C’est exactement ce que les Israéliens veulent. C’est grâce à nos actions pacifiques que nous avons reçu des soutiens du monde entier, notamment d’Europe. Notre véritable pouvoir, ce sont les réseaux sociaux. Tout le monde peut alors constater la réalité, en dehors de la déformation qu’en font les médias israéliens. Notre pouvoir, c’est surtout de rester debout et de dialoguer, à l’image de ces modèles que sont Gandhi, Nelson Mandela ou Martin Luther King. Les soldats israéliens sont démunis face à notre non-violence. Ils savent seulement faire face à la résistance militarisée. Nous sommes patients, nous continuerons notre lutte de la même manière. Cela prendra du temps : nous avons perdu nos martyrs, nos prisonniers. Mais nous gagnerons.

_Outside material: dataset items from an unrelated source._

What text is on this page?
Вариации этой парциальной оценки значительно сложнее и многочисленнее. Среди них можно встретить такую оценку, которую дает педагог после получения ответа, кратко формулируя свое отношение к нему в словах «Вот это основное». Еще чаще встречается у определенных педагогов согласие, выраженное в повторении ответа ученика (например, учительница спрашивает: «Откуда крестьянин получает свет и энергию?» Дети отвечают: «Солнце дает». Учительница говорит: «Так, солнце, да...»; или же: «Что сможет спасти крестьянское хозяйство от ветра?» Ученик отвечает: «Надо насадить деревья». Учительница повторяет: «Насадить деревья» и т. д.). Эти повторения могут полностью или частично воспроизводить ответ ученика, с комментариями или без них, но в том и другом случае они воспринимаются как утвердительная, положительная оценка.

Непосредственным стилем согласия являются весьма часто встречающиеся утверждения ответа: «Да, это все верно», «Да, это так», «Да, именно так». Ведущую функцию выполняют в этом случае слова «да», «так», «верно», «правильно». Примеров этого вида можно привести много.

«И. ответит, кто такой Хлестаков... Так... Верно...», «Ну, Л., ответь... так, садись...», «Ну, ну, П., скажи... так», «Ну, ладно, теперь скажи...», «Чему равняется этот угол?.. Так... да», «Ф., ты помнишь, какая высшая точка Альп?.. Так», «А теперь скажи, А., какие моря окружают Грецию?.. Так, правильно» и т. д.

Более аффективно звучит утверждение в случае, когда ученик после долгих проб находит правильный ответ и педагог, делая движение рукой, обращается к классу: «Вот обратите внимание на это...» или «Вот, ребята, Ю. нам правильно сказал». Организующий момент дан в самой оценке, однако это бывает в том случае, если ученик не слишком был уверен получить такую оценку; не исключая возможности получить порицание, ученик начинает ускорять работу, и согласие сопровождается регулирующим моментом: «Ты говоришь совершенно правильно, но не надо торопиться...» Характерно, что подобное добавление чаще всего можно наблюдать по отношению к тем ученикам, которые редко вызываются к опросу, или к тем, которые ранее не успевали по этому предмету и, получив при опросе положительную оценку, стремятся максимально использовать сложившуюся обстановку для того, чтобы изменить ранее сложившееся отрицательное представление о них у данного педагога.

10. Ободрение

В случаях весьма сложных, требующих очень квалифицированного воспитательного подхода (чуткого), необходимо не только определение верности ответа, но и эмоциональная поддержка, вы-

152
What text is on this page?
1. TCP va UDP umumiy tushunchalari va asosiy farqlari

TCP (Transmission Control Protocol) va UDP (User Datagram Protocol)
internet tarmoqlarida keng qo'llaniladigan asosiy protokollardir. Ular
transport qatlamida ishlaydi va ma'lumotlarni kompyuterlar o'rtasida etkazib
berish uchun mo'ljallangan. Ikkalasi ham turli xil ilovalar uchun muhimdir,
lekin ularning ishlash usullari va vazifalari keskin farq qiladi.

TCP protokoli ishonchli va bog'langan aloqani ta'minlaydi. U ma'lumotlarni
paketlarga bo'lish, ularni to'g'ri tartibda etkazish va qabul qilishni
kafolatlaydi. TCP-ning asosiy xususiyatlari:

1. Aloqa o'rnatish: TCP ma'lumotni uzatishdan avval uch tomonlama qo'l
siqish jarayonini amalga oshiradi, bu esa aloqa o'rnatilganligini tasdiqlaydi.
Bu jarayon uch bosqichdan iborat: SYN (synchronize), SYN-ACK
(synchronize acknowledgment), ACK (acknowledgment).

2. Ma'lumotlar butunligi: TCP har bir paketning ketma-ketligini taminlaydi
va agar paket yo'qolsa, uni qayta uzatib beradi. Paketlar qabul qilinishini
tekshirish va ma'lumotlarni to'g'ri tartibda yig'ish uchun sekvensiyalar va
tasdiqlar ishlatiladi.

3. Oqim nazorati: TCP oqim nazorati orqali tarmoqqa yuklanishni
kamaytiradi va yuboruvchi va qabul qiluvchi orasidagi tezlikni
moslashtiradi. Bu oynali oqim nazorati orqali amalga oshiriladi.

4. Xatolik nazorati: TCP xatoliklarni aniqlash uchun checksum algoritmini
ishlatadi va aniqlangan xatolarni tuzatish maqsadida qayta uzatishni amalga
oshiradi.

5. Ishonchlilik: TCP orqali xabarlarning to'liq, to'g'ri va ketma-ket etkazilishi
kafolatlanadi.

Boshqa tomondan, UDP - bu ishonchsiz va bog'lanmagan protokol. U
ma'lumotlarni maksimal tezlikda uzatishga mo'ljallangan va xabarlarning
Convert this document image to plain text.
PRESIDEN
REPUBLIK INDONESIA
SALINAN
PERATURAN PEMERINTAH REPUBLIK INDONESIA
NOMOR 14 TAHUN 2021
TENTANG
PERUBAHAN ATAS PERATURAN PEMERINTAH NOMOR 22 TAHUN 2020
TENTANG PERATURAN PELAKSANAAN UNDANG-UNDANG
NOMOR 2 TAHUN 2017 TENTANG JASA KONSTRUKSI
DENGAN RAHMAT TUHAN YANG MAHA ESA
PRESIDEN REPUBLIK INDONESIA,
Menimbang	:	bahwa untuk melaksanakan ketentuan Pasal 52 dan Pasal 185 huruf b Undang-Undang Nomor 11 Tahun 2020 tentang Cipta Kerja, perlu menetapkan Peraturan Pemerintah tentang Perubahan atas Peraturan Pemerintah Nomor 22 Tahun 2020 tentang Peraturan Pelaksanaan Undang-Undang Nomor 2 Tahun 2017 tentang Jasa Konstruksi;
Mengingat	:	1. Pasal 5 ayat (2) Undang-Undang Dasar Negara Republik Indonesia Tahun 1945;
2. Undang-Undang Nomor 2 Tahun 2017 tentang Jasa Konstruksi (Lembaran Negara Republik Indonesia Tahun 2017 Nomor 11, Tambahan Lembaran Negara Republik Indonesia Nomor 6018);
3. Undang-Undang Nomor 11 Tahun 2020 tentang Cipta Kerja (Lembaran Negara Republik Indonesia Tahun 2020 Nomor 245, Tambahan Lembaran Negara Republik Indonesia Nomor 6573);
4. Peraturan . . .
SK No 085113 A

Vous sentez-vous soutenus par la communauté internationale ?

Notre modèle, celui de notre village, Bil’in, a toujours été soutenu. Mais, en ce qui concerne la cause palestinienne, nous avons besoin de plus d’aide. Nous voulons que la communauté internationale fasse valoir nos droits, qu’elle fasse pression sur Israël, qu’elle boycotte ses produits, qu’elle l’isole, car la communauté internationale a plus d’influence que nous. Nous n’avons rien : ni pouvoir ni armes. Nous n’avons que notre résistance pacifique.

En France, le nouveau président de la République, Emmanuel Macron, a déclaré pendant la campagne qu’il n’était pas nécessaire de reconnaître aujourd’hui un État de Palestine… Qu’attendez-vous de lui ?

J’espère qu’il changera d’avis. Il peut jouer un grand rôle dans ce processus et faire pression sur le gouvernement israélien. Si lui le fait, il pourra encourager les autres pays en Europe et dans le monde à le suivre.

La semaine prochaine, nous allons commémorer les cinquante ans de la guerre des Six-Jours. Aujourd’hui, la solution à deux États est-elle encore possible ?

Je ne parle pas d’un État ou de deux. Ce que je veux avant tout, c’est la dignité, la liberté, l’indépendance et l’égalité pour mon peuple. Depuis les accords d’Oslo, en 1993, nous avons milité pour la solution à deux États, mais, face à nous, le gouvernement israélien construisait encore et encore des colonies, il a détruit notre rêve d’un État palestinien.

Nous aurons gagné le jour où les constructions de colonies cesseront, et quand le mur disparaîtra. Ce que nous voulons, c’est vivre en paix, en liberté. Les Israéliens doivent retirer les postes de contrôle, les colonies, le système d’apartheid. Une fois que tout cela cessera, nous choisirons quelle solution est la meilleure pour nous.

Abdallah Abu Rahma Coordinateur des actions de résistance à Bil’in, en Cisjordanie, il a été nommé défenseur des droits de l’homme par l’Union européenne en 2010.